28. A process as claimed in any of claims 13 to 27, characterized in that the preformed pseudopapillae (PP) or the precursors of the pseudopapillae (PP) are directly injected or inserted into the pseudodermis (PD) and, more particularly, into the pseudodermis preparation or are directly mixed with the pseudodermis and more particularly with the pseudodermis preparation.

29. A process as claimed in any of claims 13 to 28, characterized in that the application of the reconstructed epidermis (pseudoepidermis; PE) or of a reconstructed periderm (pseudoperiderm; PI) optionally carried out in step (d) takes place before or after the introduction or insertion of the pseudopapillae (PP) or their precursors in step (c).

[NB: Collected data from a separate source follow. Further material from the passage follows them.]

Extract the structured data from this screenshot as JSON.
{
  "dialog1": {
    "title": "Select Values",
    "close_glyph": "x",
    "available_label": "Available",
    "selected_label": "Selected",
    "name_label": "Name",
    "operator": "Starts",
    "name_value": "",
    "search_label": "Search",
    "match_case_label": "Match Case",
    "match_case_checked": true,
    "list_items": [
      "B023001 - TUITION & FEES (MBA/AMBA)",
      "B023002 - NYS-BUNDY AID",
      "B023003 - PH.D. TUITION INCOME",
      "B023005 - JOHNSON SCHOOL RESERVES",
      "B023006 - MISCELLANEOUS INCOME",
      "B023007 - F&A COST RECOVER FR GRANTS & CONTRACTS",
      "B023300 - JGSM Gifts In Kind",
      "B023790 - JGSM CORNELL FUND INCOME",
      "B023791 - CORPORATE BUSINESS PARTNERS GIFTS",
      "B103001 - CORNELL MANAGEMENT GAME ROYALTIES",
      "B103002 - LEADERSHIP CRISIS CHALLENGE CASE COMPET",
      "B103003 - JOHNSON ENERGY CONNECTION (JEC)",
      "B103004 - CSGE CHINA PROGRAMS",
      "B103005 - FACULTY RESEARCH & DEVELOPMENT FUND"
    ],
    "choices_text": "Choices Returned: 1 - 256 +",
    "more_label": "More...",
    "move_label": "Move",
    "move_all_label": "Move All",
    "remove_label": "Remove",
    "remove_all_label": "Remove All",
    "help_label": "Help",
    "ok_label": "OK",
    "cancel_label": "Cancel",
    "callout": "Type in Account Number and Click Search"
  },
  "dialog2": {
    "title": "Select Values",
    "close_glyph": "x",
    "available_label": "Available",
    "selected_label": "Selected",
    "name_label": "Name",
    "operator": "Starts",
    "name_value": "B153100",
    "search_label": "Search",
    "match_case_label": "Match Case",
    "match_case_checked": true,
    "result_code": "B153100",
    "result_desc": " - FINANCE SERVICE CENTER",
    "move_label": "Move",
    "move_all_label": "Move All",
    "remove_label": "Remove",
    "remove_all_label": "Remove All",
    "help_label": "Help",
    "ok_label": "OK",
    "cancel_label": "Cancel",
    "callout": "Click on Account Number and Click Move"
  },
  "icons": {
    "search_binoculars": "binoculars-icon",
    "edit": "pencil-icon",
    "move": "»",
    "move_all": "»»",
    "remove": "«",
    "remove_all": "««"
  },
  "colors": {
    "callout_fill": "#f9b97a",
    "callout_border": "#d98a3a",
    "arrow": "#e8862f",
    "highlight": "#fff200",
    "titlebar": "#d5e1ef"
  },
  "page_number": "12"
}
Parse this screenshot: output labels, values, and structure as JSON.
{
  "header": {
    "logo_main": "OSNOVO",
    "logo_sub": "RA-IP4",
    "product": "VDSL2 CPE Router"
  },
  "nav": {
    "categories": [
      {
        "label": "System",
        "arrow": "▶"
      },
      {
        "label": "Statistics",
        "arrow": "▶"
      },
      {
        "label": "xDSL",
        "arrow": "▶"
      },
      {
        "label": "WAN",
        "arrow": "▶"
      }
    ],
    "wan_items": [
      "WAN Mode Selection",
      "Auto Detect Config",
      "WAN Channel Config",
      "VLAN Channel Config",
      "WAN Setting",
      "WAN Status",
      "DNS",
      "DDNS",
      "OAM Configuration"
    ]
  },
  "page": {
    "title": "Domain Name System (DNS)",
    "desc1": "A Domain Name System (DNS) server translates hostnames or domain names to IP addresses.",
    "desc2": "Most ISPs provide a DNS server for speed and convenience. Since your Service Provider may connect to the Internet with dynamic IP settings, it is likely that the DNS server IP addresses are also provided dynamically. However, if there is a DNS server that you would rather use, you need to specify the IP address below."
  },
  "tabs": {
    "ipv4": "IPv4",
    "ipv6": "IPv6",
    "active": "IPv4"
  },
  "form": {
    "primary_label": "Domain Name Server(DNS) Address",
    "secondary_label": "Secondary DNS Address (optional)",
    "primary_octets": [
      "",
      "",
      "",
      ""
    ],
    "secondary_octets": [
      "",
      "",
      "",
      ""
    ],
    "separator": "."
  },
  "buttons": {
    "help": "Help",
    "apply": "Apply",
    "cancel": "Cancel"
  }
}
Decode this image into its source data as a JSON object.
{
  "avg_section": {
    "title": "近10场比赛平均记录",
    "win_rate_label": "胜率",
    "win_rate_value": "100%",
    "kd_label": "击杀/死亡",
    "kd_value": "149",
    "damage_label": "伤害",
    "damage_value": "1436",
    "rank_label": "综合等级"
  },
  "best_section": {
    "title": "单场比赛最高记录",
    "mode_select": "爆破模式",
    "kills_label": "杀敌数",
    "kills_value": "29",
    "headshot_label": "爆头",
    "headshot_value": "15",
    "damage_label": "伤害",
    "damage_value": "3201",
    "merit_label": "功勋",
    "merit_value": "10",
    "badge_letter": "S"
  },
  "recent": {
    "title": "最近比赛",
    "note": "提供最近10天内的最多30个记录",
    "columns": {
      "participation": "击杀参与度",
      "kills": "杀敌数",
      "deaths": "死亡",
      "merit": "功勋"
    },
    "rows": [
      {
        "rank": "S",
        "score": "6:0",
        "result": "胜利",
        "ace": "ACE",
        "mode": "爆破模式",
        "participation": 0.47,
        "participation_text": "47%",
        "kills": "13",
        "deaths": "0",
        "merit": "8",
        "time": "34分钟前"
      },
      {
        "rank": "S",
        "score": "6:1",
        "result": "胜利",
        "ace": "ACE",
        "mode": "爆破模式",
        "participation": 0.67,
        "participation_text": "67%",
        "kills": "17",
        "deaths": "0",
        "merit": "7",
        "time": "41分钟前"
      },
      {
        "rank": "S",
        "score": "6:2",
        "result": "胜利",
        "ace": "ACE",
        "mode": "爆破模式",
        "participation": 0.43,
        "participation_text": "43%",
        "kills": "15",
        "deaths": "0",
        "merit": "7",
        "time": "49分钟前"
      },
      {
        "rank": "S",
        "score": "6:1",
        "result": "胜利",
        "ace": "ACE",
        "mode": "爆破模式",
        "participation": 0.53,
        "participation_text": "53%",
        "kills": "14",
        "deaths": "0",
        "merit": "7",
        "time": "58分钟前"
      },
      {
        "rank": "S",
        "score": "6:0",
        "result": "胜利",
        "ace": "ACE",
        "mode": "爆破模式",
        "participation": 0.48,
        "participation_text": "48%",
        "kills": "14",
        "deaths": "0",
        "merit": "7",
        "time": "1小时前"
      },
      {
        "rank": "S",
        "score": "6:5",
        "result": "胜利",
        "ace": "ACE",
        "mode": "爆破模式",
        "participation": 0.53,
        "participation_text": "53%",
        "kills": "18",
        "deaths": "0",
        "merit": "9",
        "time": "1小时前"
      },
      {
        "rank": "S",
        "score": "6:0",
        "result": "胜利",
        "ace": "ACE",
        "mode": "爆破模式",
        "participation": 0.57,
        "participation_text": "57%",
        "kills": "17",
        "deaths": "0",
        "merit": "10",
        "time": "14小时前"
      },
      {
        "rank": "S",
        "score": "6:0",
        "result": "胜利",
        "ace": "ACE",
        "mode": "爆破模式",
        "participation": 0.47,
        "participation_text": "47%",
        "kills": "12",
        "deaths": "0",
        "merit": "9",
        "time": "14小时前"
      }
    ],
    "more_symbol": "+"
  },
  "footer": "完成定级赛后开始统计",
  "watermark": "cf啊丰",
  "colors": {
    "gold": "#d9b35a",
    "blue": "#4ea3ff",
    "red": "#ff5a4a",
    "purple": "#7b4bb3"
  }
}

30. A process as claimed in claim 29, characterized in that the pseudoepidermis (PE) or the pseudoperiderm (PI) contains cultivated keratinocytes, more particularly keratinocytes of the outer hair root sheath (ORS keratinocytes) and/or epidermal keratinocytes and optionally even melanocytes, more particularly melanocytes of the outer hair root sheath (ORS melanocytes) and/or epidermal melanocytes, and optionally other constituents.

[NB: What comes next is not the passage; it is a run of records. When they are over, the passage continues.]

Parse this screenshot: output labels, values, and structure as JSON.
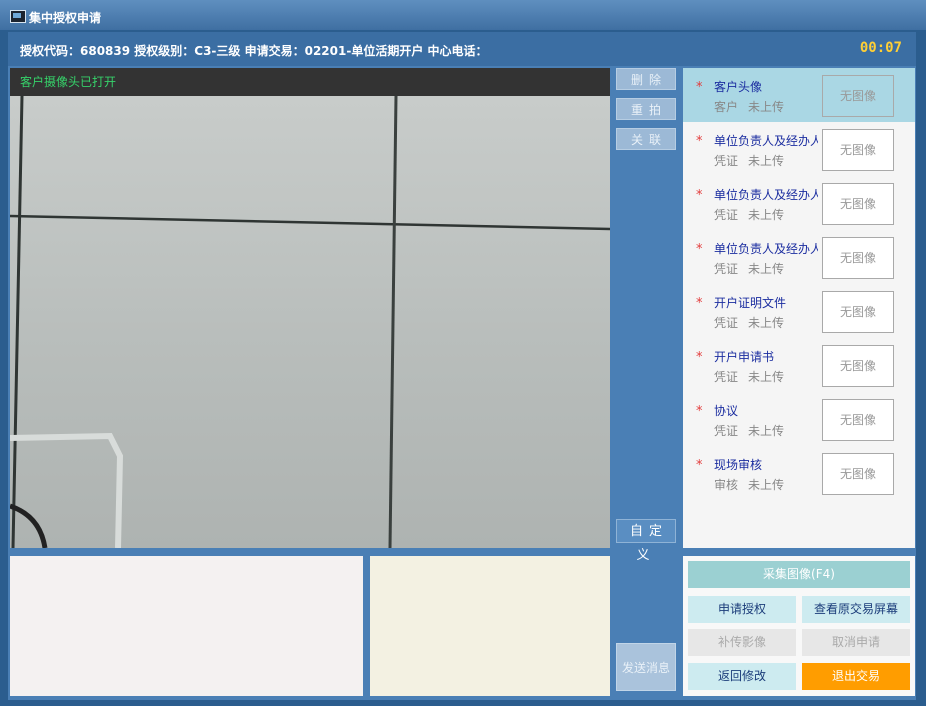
{
  "window": {
    "title": "集中授权申请"
  },
  "header": {
    "info": "授权代码：680839 授权级别：C3-三级 申请交易：02201-单位活期开户 中心电话：",
    "timer": "00:07"
  },
  "camera": {
    "status": "客户摄像头已打开"
  },
  "side_buttons": {
    "delete": "删除",
    "retake": "重拍",
    "link": "关联",
    "custom": "自定义"
  },
  "list": {
    "items": [
      {
        "title": "客户头像",
        "type": "客户",
        "state": "未上传",
        "thumb": "无图像",
        "selected": true
      },
      {
        "title": "单位负责人及经办人",
        "type": "凭证",
        "state": "未上传",
        "thumb": "无图像"
      },
      {
        "title": "单位负责人及经办人",
        "type": "凭证",
        "state": "未上传",
        "thumb": "无图像"
      },
      {
        "title": "单位负责人及经办人",
        "type": "凭证",
        "state": "未上传",
        "thumb": "无图像"
      },
      {
        "title": "开户证明文件",
        "type": "凭证",
        "state": "未上传",
        "thumb": "无图像"
      },
      {
        "title": "开户申请书",
        "type": "凭证",
        "state": "未上传",
        "thumb": "无图像"
      },
      {
        "title": "协议",
        "type": "凭证",
        "state": "未上传",
        "thumb": "无图像"
      },
      {
        "title": "现场审核",
        "type": "审核",
        "state": "未上传",
        "thumb": "无图像"
      }
    ]
  },
  "send_button": "发送消息",
  "actions": {
    "capture": "采集图像(F4)",
    "apply": "申请授权",
    "view_screen": "查看原交易屏幕",
    "reupload": "补传影像",
    "cancel": "取消申请",
    "back": "返回修改",
    "exit": "退出交易"
  }
}
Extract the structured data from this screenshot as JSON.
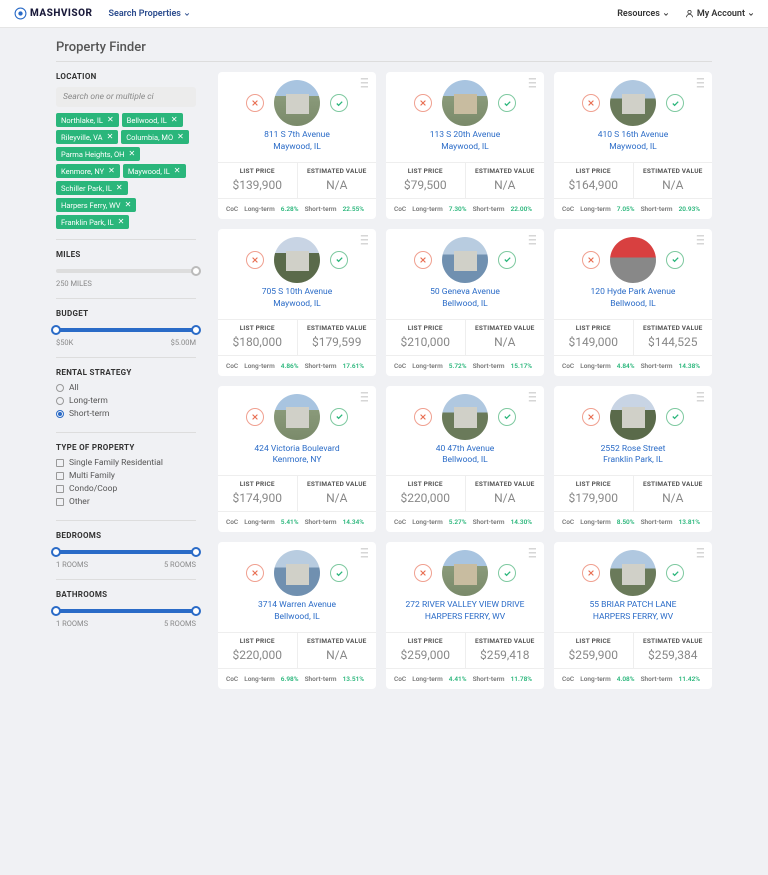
{
  "brand": "MASHVISOR",
  "nav": {
    "search": "Search Properties",
    "resources": "Resources",
    "account": "My Account"
  },
  "page_title": "Property Finder",
  "filters": {
    "location": {
      "label": "LOCATION",
      "placeholder": "Search one or multiple ci",
      "chips": [
        "Northlake, IL",
        "Bellwood, IL",
        "Rileyville, VA",
        "Columbia, MO",
        "Parma Heights, OH",
        "Kenmore, NY",
        "Maywood, IL",
        "Schiller Park, IL",
        "Harpers Ferry, WV",
        "Franklin Park, IL"
      ]
    },
    "miles": {
      "label": "MILES",
      "value": "250 MILES"
    },
    "budget": {
      "label": "BUDGET",
      "min": "$50K",
      "max": "$5.00M"
    },
    "rental": {
      "label": "RENTAL STRATEGY",
      "options": [
        "All",
        "Long-term",
        "Short-term"
      ],
      "selected": "Short-term"
    },
    "type": {
      "label": "TYPE OF PROPERTY",
      "options": [
        "Single Family Residential",
        "Multi Family",
        "Condo/Coop",
        "Other"
      ]
    },
    "bedrooms": {
      "label": "BEDROOMS",
      "min": "1 ROOMS",
      "max": "5 ROOMS"
    },
    "bathrooms": {
      "label": "BATHROOMS",
      "min": "1 ROOMS",
      "max": "5 ROOMS"
    }
  },
  "card_labels": {
    "list": "LIST PRICE",
    "est": "ESTIMATED VALUE",
    "coc": "CoC",
    "lt": "Long-term",
    "st": "Short-term"
  },
  "properties": [
    {
      "addr1": "811 S 7th Avenue",
      "addr2": "Maywood, IL",
      "list": "$139,900",
      "est": "N/A",
      "lt": "6.28%",
      "st": "22.55%",
      "t": "t1"
    },
    {
      "addr1": "113 S 20th Avenue",
      "addr2": "Maywood, IL",
      "list": "$79,500",
      "est": "N/A",
      "lt": "7.30%",
      "st": "22.00%",
      "t": "t2"
    },
    {
      "addr1": "410 S 16th Avenue",
      "addr2": "Maywood, IL",
      "list": "$164,900",
      "est": "N/A",
      "lt": "7.05%",
      "st": "20.93%",
      "t": "t3"
    },
    {
      "addr1": "705 S 10th Avenue",
      "addr2": "Maywood, IL",
      "list": "$180,000",
      "est": "$179,599",
      "lt": "4.86%",
      "st": "17.61%",
      "t": "t4"
    },
    {
      "addr1": "50 Geneva Avenue",
      "addr2": "Bellwood, IL",
      "list": "$210,000",
      "est": "N/A",
      "lt": "5.72%",
      "st": "15.17%",
      "t": "t6"
    },
    {
      "addr1": "120 Hyde Park Avenue",
      "addr2": "Bellwood, IL",
      "list": "$149,000",
      "est": "$144,525",
      "lt": "4.84%",
      "st": "14.38%",
      "t": "t5"
    },
    {
      "addr1": "424 Victoria Boulevard",
      "addr2": "Kenmore, NY",
      "list": "$174,900",
      "est": "N/A",
      "lt": "5.41%",
      "st": "14.34%",
      "t": "t1"
    },
    {
      "addr1": "40 47th Avenue",
      "addr2": "Bellwood, IL",
      "list": "$220,000",
      "est": "N/A",
      "lt": "5.27%",
      "st": "14.30%",
      "t": "t3"
    },
    {
      "addr1": "2552 Rose Street",
      "addr2": "Franklin Park, IL",
      "list": "$179,900",
      "est": "N/A",
      "lt": "8.50%",
      "st": "13.81%",
      "t": "t4"
    },
    {
      "addr1": "3714 Warren Avenue",
      "addr2": "Bellwood, IL",
      "list": "$220,000",
      "est": "N/A",
      "lt": "6.98%",
      "st": "13.51%",
      "t": "t6"
    },
    {
      "addr1": "272 RIVER VALLEY VIEW DRIVE",
      "addr2": "HARPERS FERRY, WV",
      "list": "$259,000",
      "est": "$259,418",
      "lt": "4.41%",
      "st": "11.78%",
      "t": "t2"
    },
    {
      "addr1": "55 BRIAR PATCH LANE",
      "addr2": "HARPERS FERRY, WV",
      "list": "$259,900",
      "est": "$259,384",
      "lt": "4.08%",
      "st": "11.42%",
      "t": "t3"
    }
  ]
}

31. A process as claimed in claim 29 or 30, characterized in that the keratinocytes and melanocytes are applied to the pseudodermis (PD) individually in separate monolayers or multilayers or together in admixture as a monolayer or multilayer.

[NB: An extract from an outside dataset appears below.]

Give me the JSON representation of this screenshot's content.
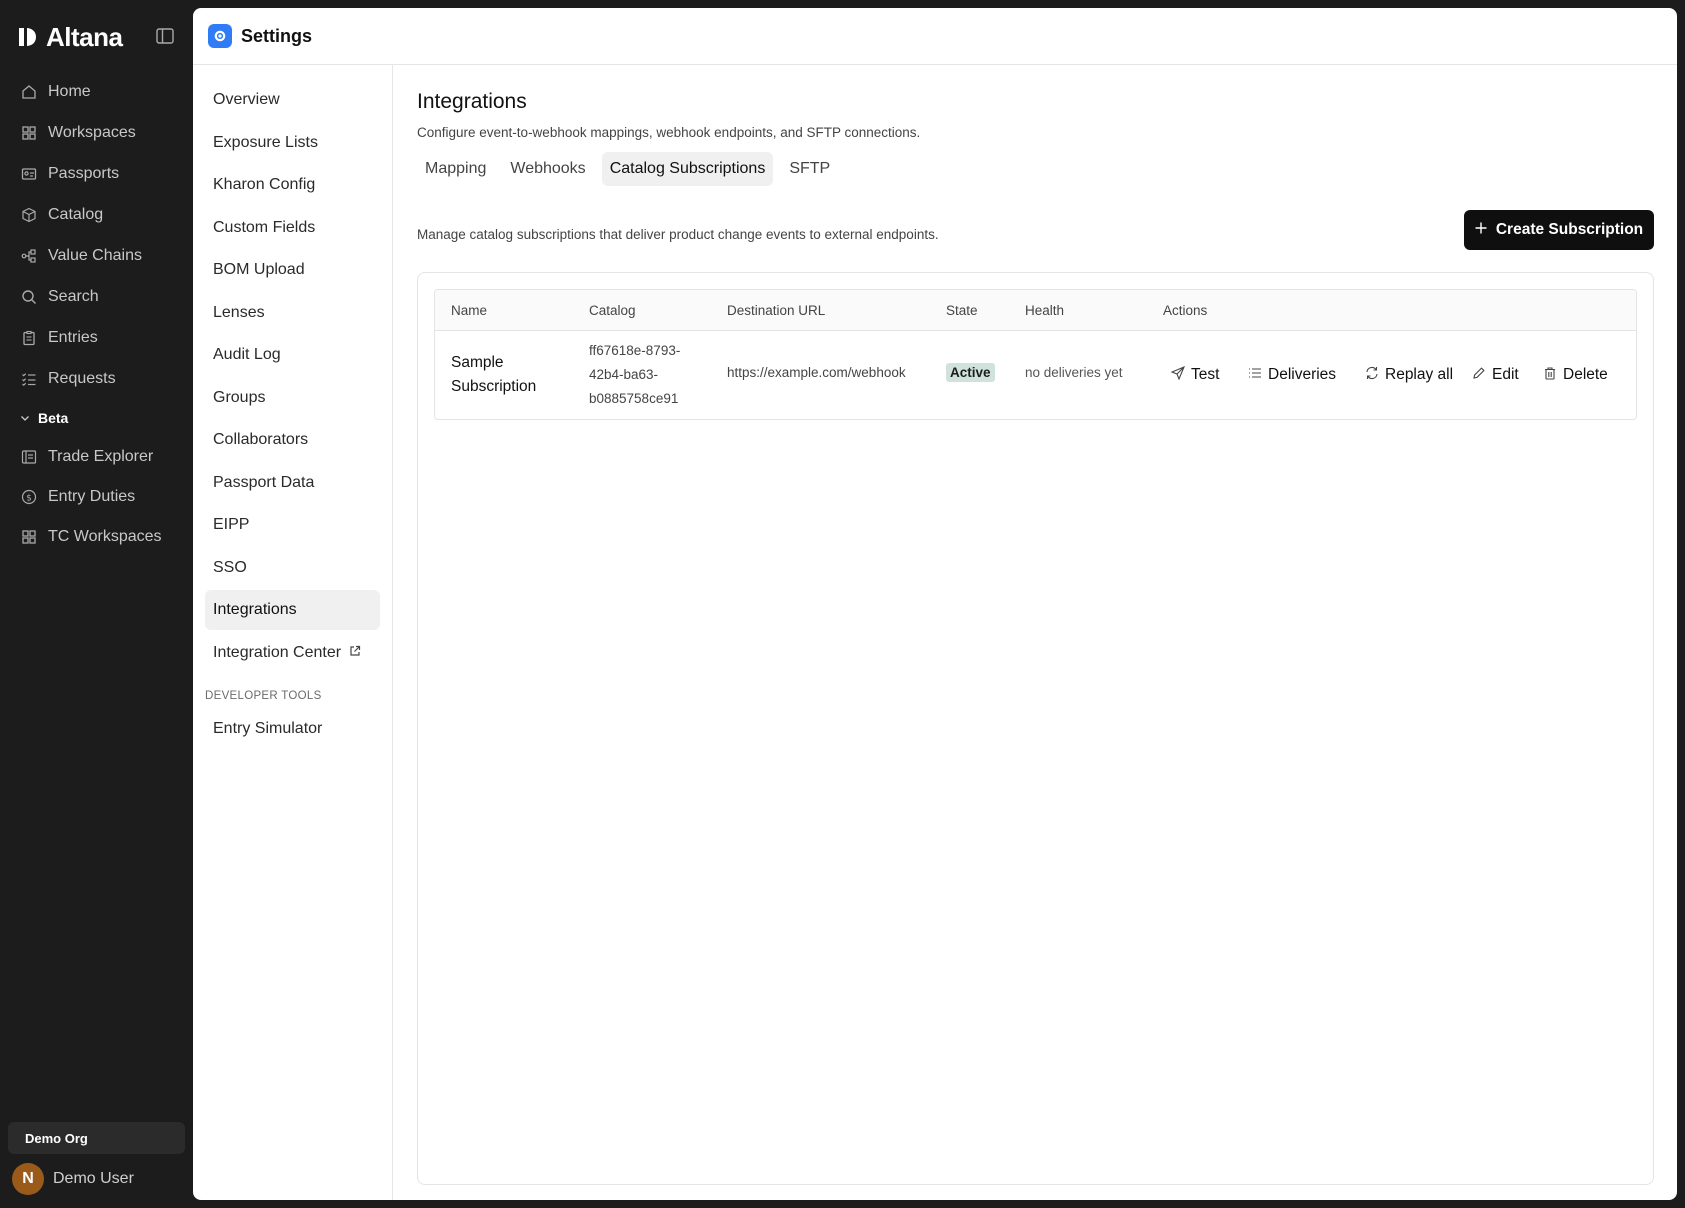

32. A hair/skin equivalent, more particularly a hair model with reconstructed papillae (PP) in a pseudodermis (PD) obtainable by the process claimed in claims 1 to 31.

33. The use of the skin/hair equivalent claimed in claim 32 in the pharmaceutical, medical or cosmetics and body care fields.

34. The use of the skin/hair equivalent as claimed in claim 33 for discovering, studying and/or monitoring/testing pharmaceutical or cosmetic agents, more particularly for compatibility and/or effectiveness.

35. The use claimed in claim 34 for discovering, studying and/or monitoring/testing pharmaceutical or cosmetic agents for effectiveness and/or compatibility in relation to the hair follicle, more particularly in regard to hair pigmentation, hair growth, hair structure, hair color and the like.

36. The use of the skin/hair equivalent claimed in claim 32 for the development of pharmaceutical or cosmetic agents.

37. The use of the skin/hair equivalent claimed in claim 32 in preferably automated screening processes, more particularly for the discovery, study and/or monitoring/testing of pharmaceutical or cosmetic agents.

38. The use of the skin/hair equivalent claimed in claim 32 for the in vitro evaluation of the influencing of the hair follicle, hair pigmentation, hair growth, hair structure, hair color and the like, more particularly by pharmaceutical or cosmetic agents

39. A system, more particularly a test system, comprising the hair/skin equivalent claimed in claim 32.